Before the scene in the apartment, Jimmy gathers the local actor, played by John Ennis, and his film crew from the local college to create the fake bribery photos he thought he had in the can last week. Everybody rushes to take the perfect pictures of Jimmy handing a suitcase to the Sandpiper trial mediator, but it's hilarious enough that this still counts as a breather.

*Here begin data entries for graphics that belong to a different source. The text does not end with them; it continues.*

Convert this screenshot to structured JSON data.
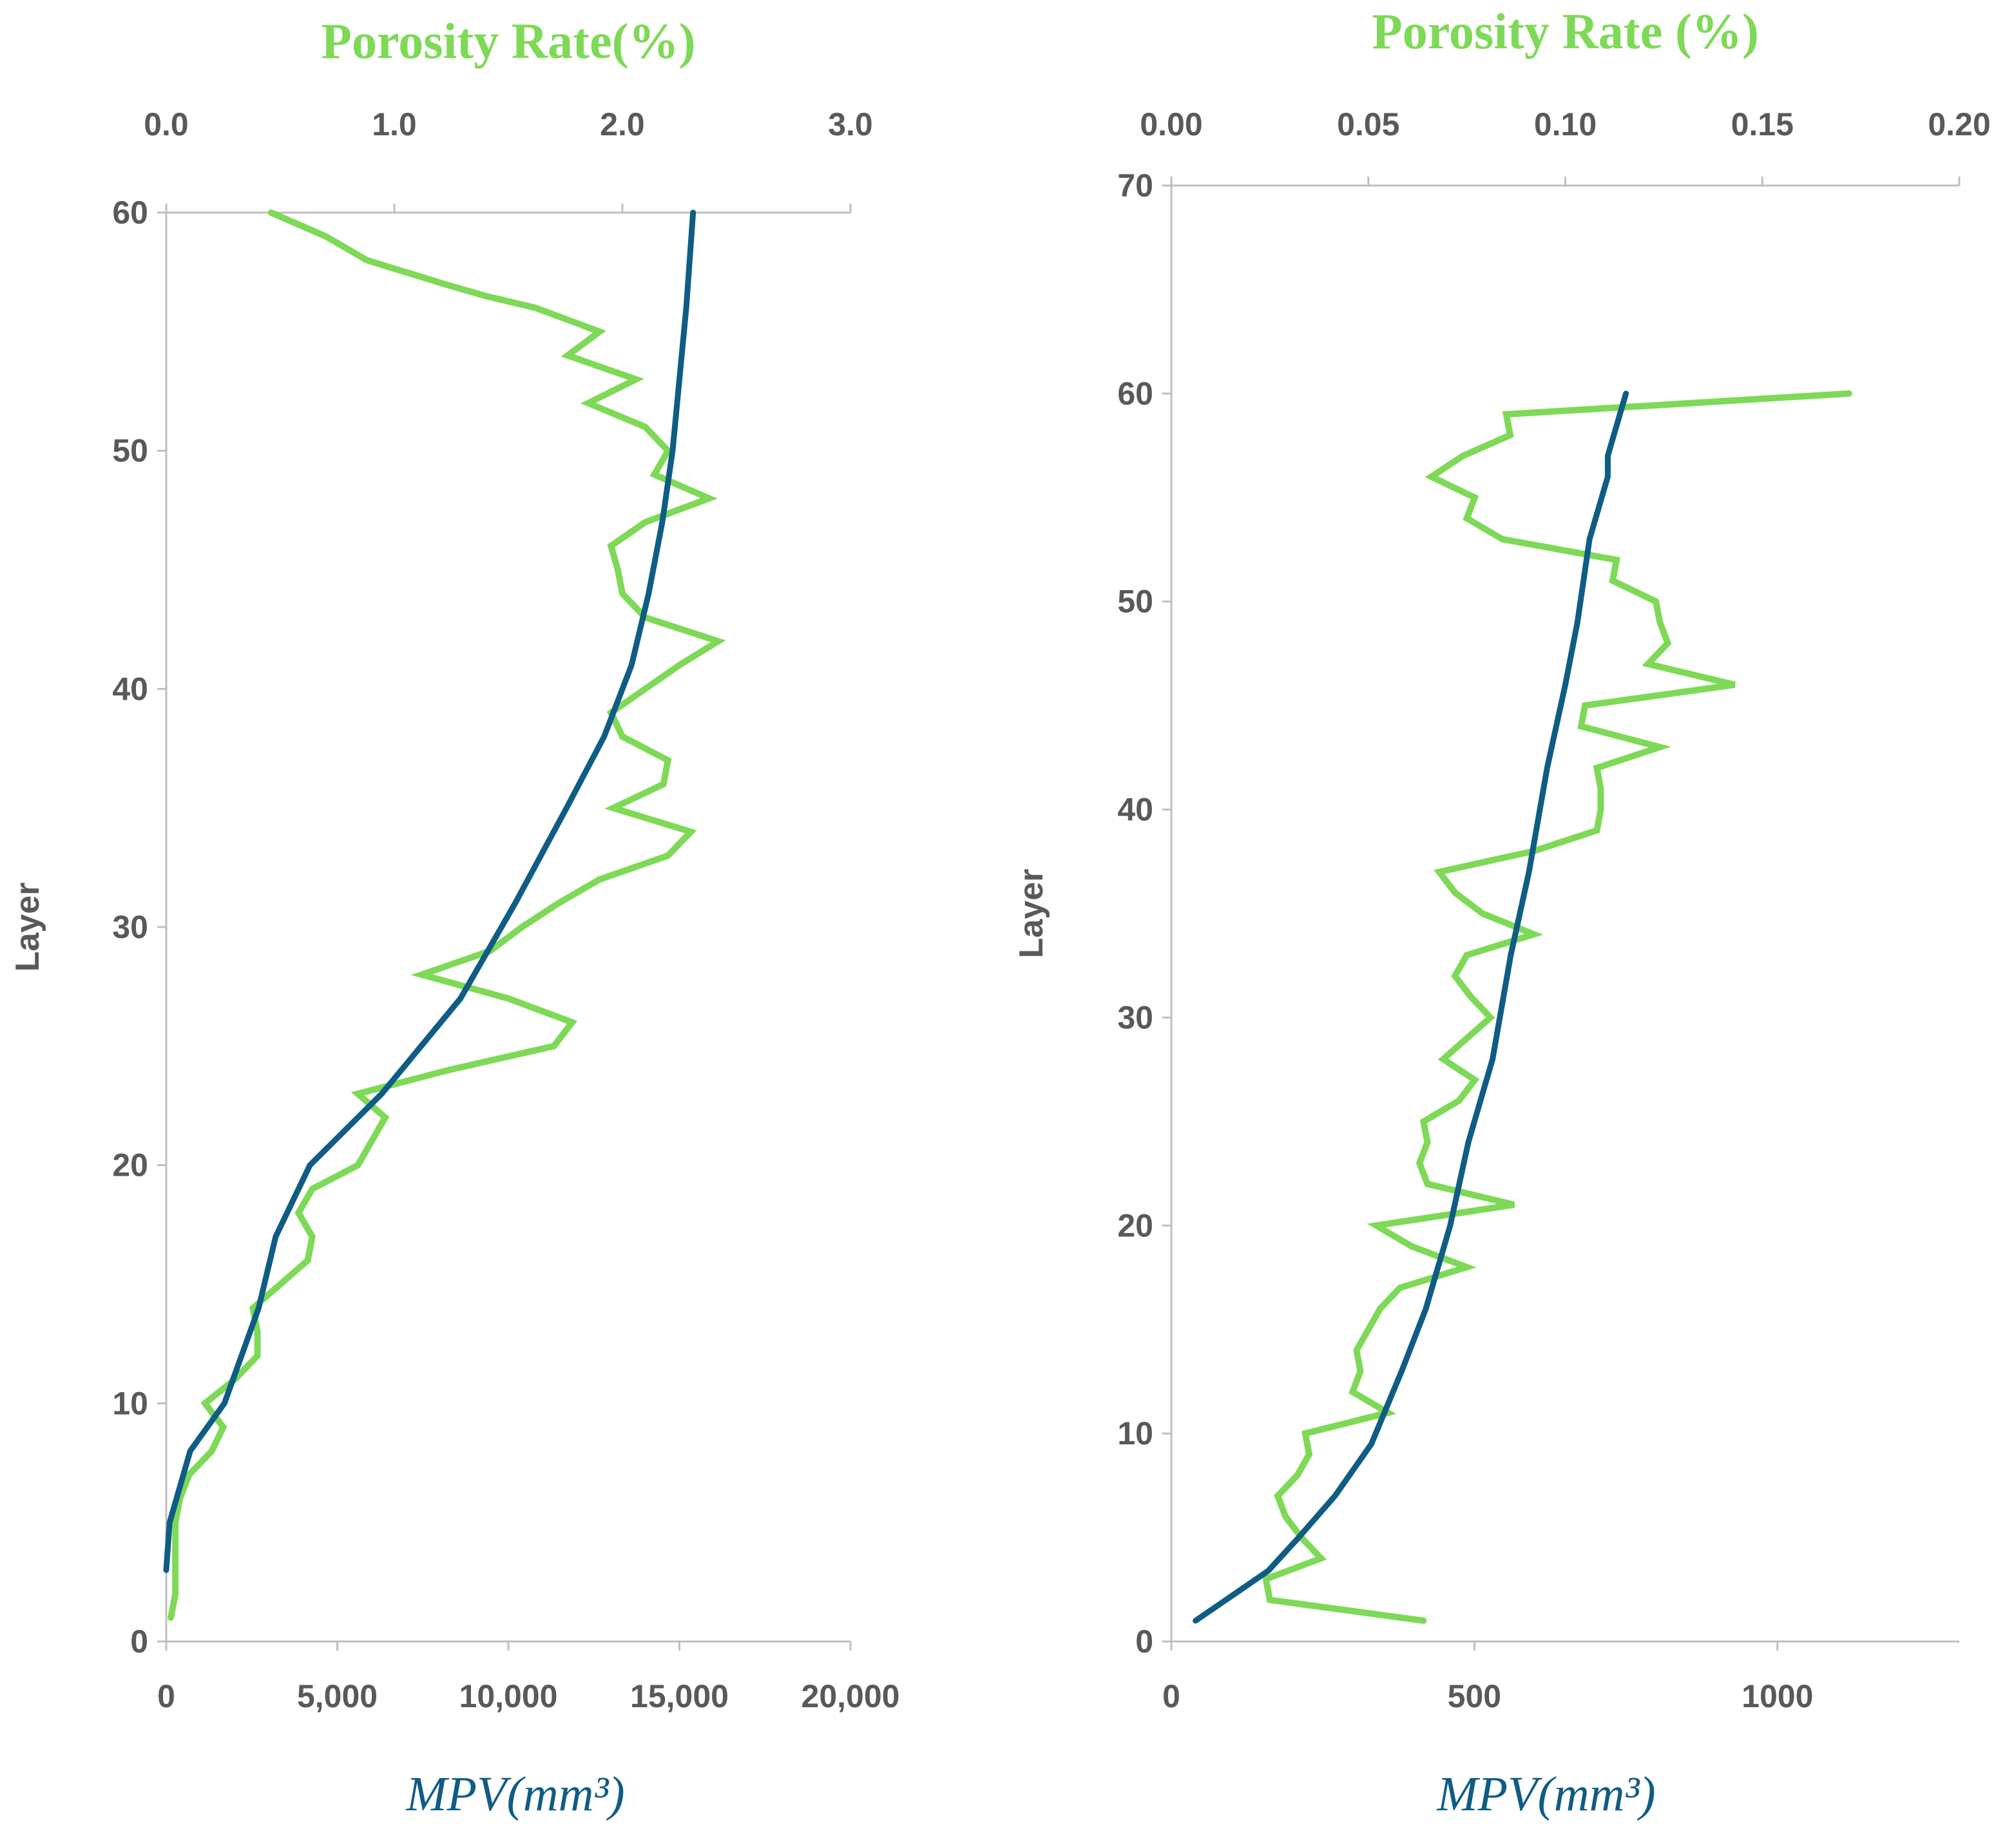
{
  "colors": {
    "porosity": "#7ed957",
    "mpv": "#0f5c85",
    "axis": "#bfbfbf",
    "text": "#595959"
  },
  "chart_data": [
    {
      "type": "line",
      "top_title": "Porosity Rate(%)",
      "bottom_title": "MPV(mm³)",
      "ylabel": "Layer",
      "ylim": [
        0,
        60
      ],
      "yticks": [
        "0",
        "10",
        "20",
        "30",
        "40",
        "50",
        "60"
      ],
      "porosity_xlim": [
        0,
        3
      ],
      "porosity_ticks": [
        "0.0",
        "1.0",
        "2.0",
        "3.0"
      ],
      "mpv_xlim": [
        0,
        20000
      ],
      "mpv_ticks": [
        "0",
        "5,000",
        "10,000",
        "15,000",
        "20,000"
      ],
      "series": [
        {
          "name": "Porosity Rate",
          "axis": "top",
          "points": [
            [
              0.02,
              1
            ],
            [
              0.04,
              2
            ],
            [
              0.04,
              3
            ],
            [
              0.04,
              4
            ],
            [
              0.04,
              5
            ],
            [
              0.06,
              6
            ],
            [
              0.1,
              7
            ],
            [
              0.2,
              8
            ],
            [
              0.25,
              9
            ],
            [
              0.17,
              10
            ],
            [
              0.3,
              11
            ],
            [
              0.4,
              12
            ],
            [
              0.4,
              13
            ],
            [
              0.38,
              14
            ],
            [
              0.5,
              15
            ],
            [
              0.62,
              16
            ],
            [
              0.64,
              17
            ],
            [
              0.58,
              18
            ],
            [
              0.64,
              19
            ],
            [
              0.84,
              20
            ],
            [
              0.9,
              21
            ],
            [
              0.96,
              22
            ],
            [
              0.84,
              23
            ],
            [
              1.24,
              24
            ],
            [
              1.7,
              25
            ],
            [
              1.78,
              26
            ],
            [
              1.5,
              27
            ],
            [
              1.12,
              28
            ],
            [
              1.42,
              29
            ],
            [
              1.56,
              30
            ],
            [
              1.72,
              31
            ],
            [
              1.9,
              32
            ],
            [
              2.2,
              33
            ],
            [
              2.3,
              34
            ],
            [
              1.96,
              35
            ],
            [
              2.18,
              36
            ],
            [
              2.2,
              37
            ],
            [
              2.0,
              38
            ],
            [
              1.95,
              39
            ],
            [
              2.1,
              40
            ],
            [
              2.25,
              41
            ],
            [
              2.42,
              42
            ],
            [
              2.1,
              43
            ],
            [
              2.0,
              44
            ],
            [
              1.98,
              45
            ],
            [
              1.95,
              46
            ],
            [
              2.1,
              47
            ],
            [
              2.38,
              48
            ],
            [
              2.14,
              49
            ],
            [
              2.2,
              50
            ],
            [
              2.1,
              51
            ],
            [
              1.85,
              52
            ],
            [
              2.06,
              53
            ],
            [
              1.76,
              54
            ],
            [
              1.9,
              55
            ],
            [
              1.62,
              56
            ],
            [
              1.4,
              56.5
            ],
            [
              1.22,
              57
            ],
            [
              0.88,
              58
            ],
            [
              0.7,
              59
            ],
            [
              0.46,
              60
            ]
          ]
        },
        {
          "name": "MPV",
          "axis": "bottom",
          "points": [
            [
              0,
              3
            ],
            [
              100,
              5
            ],
            [
              700,
              8
            ],
            [
              1700,
              10
            ],
            [
              2700,
              14
            ],
            [
              3200,
              17
            ],
            [
              4200,
              20
            ],
            [
              6300,
              23
            ],
            [
              8600,
              27
            ],
            [
              10200,
              31
            ],
            [
              11700,
              35
            ],
            [
              12800,
              38
            ],
            [
              13600,
              41
            ],
            [
              14100,
              44
            ],
            [
              14500,
              47
            ],
            [
              14800,
              50
            ],
            [
              15000,
              53
            ],
            [
              15200,
              56
            ],
            [
              15400,
              60
            ]
          ]
        }
      ]
    },
    {
      "type": "line",
      "top_title": "Porosity Rate (%)",
      "bottom_title": "MPV(mm³)",
      "ylabel": "Layer",
      "ylim": [
        0,
        70
      ],
      "yticks": [
        "0",
        "10",
        "20",
        "30",
        "40",
        "50",
        "60",
        "70"
      ],
      "porosity_xlim": [
        0,
        0.2
      ],
      "porosity_ticks": [
        "0.00",
        "0.05",
        "0.10",
        "0.15",
        "0.20"
      ],
      "mpv_xlim": [
        0,
        1300
      ],
      "mpv_ticks": [
        "0",
        "500",
        "1000"
      ],
      "series": [
        {
          "name": "Porosity Rate",
          "axis": "top",
          "points": [
            [
              0.064,
              1
            ],
            [
              0.025,
              2
            ],
            [
              0.024,
              3
            ],
            [
              0.038,
              4
            ],
            [
              0.033,
              5
            ],
            [
              0.029,
              6
            ],
            [
              0.027,
              7
            ],
            [
              0.032,
              8
            ],
            [
              0.035,
              9
            ],
            [
              0.034,
              10
            ],
            [
              0.055,
              11
            ],
            [
              0.046,
              12
            ],
            [
              0.048,
              13
            ],
            [
              0.047,
              14
            ],
            [
              0.05,
              15
            ],
            [
              0.053,
              16
            ],
            [
              0.058,
              17
            ],
            [
              0.075,
              18
            ],
            [
              0.061,
              19
            ],
            [
              0.052,
              20
            ],
            [
              0.087,
              21
            ],
            [
              0.065,
              22
            ],
            [
              0.063,
              23
            ],
            [
              0.065,
              24
            ],
            [
              0.064,
              25
            ],
            [
              0.073,
              26
            ],
            [
              0.077,
              27
            ],
            [
              0.069,
              28
            ],
            [
              0.075,
              29
            ],
            [
              0.081,
              30
            ],
            [
              0.076,
              31
            ],
            [
              0.072,
              32
            ],
            [
              0.075,
              33
            ],
            [
              0.092,
              34
            ],
            [
              0.079,
              35
            ],
            [
              0.072,
              36
            ],
            [
              0.068,
              37
            ],
            [
              0.092,
              38
            ],
            [
              0.108,
              39
            ],
            [
              0.109,
              40
            ],
            [
              0.109,
              41
            ],
            [
              0.108,
              42
            ],
            [
              0.124,
              43
            ],
            [
              0.104,
              44
            ],
            [
              0.105,
              45
            ],
            [
              0.143,
              46
            ],
            [
              0.121,
              47
            ],
            [
              0.126,
              48
            ],
            [
              0.124,
              49
            ],
            [
              0.123,
              50
            ],
            [
              0.112,
              51
            ],
            [
              0.113,
              52
            ],
            [
              0.084,
              53
            ],
            [
              0.075,
              54
            ],
            [
              0.077,
              55
            ],
            [
              0.066,
              56
            ],
            [
              0.074,
              57
            ],
            [
              0.086,
              58
            ],
            [
              0.085,
              59
            ],
            [
              0.172,
              60
            ]
          ]
        },
        {
          "name": "MPV",
          "axis": "bottom",
          "points": [
            [
              40,
              1
            ],
            [
              100,
              2.2
            ],
            [
              160,
              3.4
            ],
            [
              210,
              5
            ],
            [
              270,
              7
            ],
            [
              330,
              9.5
            ],
            [
              380,
              13
            ],
            [
              420,
              16
            ],
            [
              460,
              20
            ],
            [
              490,
              24
            ],
            [
              530,
              28
            ],
            [
              560,
              33
            ],
            [
              590,
              37
            ],
            [
              620,
              42
            ],
            [
              650,
              46
            ],
            [
              670,
              49
            ],
            [
              690,
              53
            ],
            [
              720,
              56
            ],
            [
              720,
              57
            ],
            [
              730,
              58
            ],
            [
              750,
              60
            ]
          ]
        }
      ]
    }
  ]
}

The pretentious cameraman gives a long, snotty speech to students about which cameras they're allowed to touch, and the makeup specialist shows up in a fantasy costume, having been pulled out of rehearsals for a Dark Crystal musical.

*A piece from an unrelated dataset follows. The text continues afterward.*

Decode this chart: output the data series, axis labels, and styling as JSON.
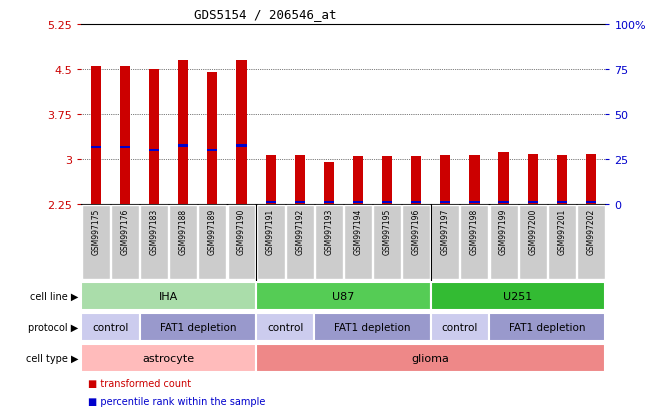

The photos are taken, coated in a mystery substance and passed off to Howard's P.I. By the time everybody's gathered in Hamlin Hamlin McGill's Network conference room, the substance has dilated Howard's pupils, the fake photos have been swapped for other fake photos, and Howard looks like he's melting down in the same way his forever mentor Chuck McGill did.
When the mediator walks into the meeting, Howard blows what he thinks is a whistle and calls the mediator out for taking money from Jimmy. And as he says it, everybody in the room - Clifford Main, Erin Brill, Rich Schweikart, our old favorite, Irene Landry, who lives at Sandpiper - shifts uncomfortably. Both because Howard sounds nuts, and because they all have history with Jimmy. Everybody believes Jimmy is capable of the shit Howard's accusing him of, but they also recognize that Howard sounds like he's yelling about a conspiracy theory. Taking Howard aside, Cliff flatly tells him that it doesn't matter if Jimmy switched photos and made Howard's pupils dilate. What matters is Howard looking crazy and messing up a years-long case. Just like that, it's over.

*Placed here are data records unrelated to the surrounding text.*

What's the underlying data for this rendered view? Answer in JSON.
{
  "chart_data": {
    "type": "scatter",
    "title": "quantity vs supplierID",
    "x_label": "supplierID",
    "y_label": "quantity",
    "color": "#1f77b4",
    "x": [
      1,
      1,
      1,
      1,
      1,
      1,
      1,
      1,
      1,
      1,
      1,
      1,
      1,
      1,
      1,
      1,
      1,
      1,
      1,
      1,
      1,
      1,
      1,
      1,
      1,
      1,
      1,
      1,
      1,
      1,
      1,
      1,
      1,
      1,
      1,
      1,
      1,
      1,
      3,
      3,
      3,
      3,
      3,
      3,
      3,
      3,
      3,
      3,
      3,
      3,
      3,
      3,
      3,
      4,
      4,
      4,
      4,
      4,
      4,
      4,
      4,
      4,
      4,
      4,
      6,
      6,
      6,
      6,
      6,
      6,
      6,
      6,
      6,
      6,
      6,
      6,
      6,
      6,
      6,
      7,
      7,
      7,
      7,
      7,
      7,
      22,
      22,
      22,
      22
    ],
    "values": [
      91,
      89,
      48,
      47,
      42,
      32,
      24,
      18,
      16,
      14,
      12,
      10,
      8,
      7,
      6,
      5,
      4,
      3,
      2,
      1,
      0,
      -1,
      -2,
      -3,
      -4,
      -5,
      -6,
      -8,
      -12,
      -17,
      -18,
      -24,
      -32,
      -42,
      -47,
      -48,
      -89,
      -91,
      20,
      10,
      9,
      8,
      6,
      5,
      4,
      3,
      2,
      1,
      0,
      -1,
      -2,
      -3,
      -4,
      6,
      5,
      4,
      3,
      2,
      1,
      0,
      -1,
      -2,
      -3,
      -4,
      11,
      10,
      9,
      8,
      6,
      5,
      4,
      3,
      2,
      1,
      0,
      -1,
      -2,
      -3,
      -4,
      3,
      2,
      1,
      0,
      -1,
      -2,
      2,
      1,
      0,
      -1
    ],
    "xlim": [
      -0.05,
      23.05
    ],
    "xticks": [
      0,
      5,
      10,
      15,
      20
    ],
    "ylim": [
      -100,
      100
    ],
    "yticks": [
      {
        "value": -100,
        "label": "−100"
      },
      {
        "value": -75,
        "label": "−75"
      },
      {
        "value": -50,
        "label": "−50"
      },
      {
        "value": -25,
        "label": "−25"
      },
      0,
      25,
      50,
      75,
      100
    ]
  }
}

It's a reversal of the dynamic from the first three seasons, when Jimmy dealt with a mentally deteriorating Chuck. Chuck spent his final years insisting he wasn't compromised and the HHM folks chose to believe him, even if some of them knew he was wrapped in space blankets, ripping wires out of his walls. They all treated Jimmy like garbage. Now, Howard is fine, but everybody thinks he's becoming unhinged. Howard's a prick, just like Chuck was, but he isn't delusional. Chuck dragged Jimmy down and then Jimmy dragged Howard down.
The night after the conference room meltdown, Howard shows up to Kim and Jimmy's apartment with a bottle of wine. He wants to know why they would go to so much effort to humiliate him. It's a mirror of last season's standoff with Lalo, when he confronted them in the same apartment. Howard accuses his two former mailroom employees of having "a piece missing." He says they're perfect for each other. He condescendingly congratulates them on being awful people. It doesn't really matter much. The most Howard can do is hand them a bottle of wine and walk away pissed. And then the mirror becomes perfect when Lalo shows up. The candles flicker, and then Lalo is in the room with a pistol and a desire to talk to his lawyers. Howard doesn't leave, he's bemused, and then by the time he's worried, Lalo shoots him in the head.
That's the moment I remembered I shouldn't have been rooting for Lalo in any capacity. He was never just going to go after Gus. Of course he's going to arrive on a few good people's doorsteps before he gets to the bad one. Earlier this season, I guessed Lalo would go after Nacho's father and, subsequently, get into it with Mike. That could still happen. No matter what, he's going to clash with some people I'd rather he leave alone.
And that's it until July. Lalo kills Howard and gets ready for a conversation that won't happen for another month-and-a-half. I'll be a father when the show comes back on the air. I can't imagine all the ways my life will be different. I'm glad Better Call Saul will still be around for a little while longer, a constant of good art I'm thankful I can rely on.